From that sentence, I created an entire reality about what the price was, what I would most likely pay, what carpets in her house were cleaned by him, and the approximate time to the past in which this had occurred.
I guess I do this pretty often, construct a reality of my own creation without the actual facts.
As it happened, the price he charged me was certainly fair, but much more than I was expecting. As it happened, he only cleaned one room in her house. As it happened, this took place many years ago.
I see this often in myself, where I think I understand something immediately when actually I’m jumping to all kinds of conclusions. Before I was aware of this, I wonder if it was an obnoxious trait, or if people just let me go on with my little fiction story, figuring I’d realize sooner or later that what I was saying was so not based in fact.
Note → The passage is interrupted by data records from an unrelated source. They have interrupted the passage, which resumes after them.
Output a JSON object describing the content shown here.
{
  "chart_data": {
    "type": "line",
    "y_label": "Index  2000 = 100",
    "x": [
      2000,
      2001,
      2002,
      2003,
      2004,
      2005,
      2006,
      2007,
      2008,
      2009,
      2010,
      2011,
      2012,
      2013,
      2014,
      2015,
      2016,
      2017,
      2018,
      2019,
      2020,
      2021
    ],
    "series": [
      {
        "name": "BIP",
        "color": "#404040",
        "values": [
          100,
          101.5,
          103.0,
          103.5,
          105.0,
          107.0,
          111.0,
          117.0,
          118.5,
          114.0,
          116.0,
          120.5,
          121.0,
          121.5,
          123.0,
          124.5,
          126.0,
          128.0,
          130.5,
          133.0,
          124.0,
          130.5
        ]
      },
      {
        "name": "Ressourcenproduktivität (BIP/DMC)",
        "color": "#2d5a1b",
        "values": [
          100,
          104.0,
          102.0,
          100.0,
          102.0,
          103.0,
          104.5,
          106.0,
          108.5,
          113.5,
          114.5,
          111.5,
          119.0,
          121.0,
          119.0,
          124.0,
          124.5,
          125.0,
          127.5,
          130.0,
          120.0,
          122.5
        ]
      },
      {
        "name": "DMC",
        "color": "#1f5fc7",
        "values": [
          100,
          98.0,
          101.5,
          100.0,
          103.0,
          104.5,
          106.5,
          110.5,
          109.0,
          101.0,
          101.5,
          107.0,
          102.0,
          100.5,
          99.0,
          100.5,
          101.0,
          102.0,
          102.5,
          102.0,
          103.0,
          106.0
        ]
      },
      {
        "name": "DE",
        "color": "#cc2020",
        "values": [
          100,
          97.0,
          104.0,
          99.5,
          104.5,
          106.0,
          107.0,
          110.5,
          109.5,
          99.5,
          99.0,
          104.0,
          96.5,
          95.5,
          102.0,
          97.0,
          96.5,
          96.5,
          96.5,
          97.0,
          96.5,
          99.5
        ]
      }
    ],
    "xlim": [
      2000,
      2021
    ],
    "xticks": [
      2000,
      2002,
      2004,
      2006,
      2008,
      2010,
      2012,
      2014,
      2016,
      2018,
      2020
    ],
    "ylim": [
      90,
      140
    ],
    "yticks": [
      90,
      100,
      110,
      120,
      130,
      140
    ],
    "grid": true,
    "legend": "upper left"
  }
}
I am learning to listen better but it is definitely a challenge to really give the speaker my attention and remember to ask questions! I love asking questions! Making assumptions is an area where I see much room for growth and improvement!
Because you know they say when you assume, it makes an ass out of u and me, but I think mostly it makes an ass out of the one who does the assuming, which in this case, is me. Note to self: work on seeking first to understand before thinking you understand.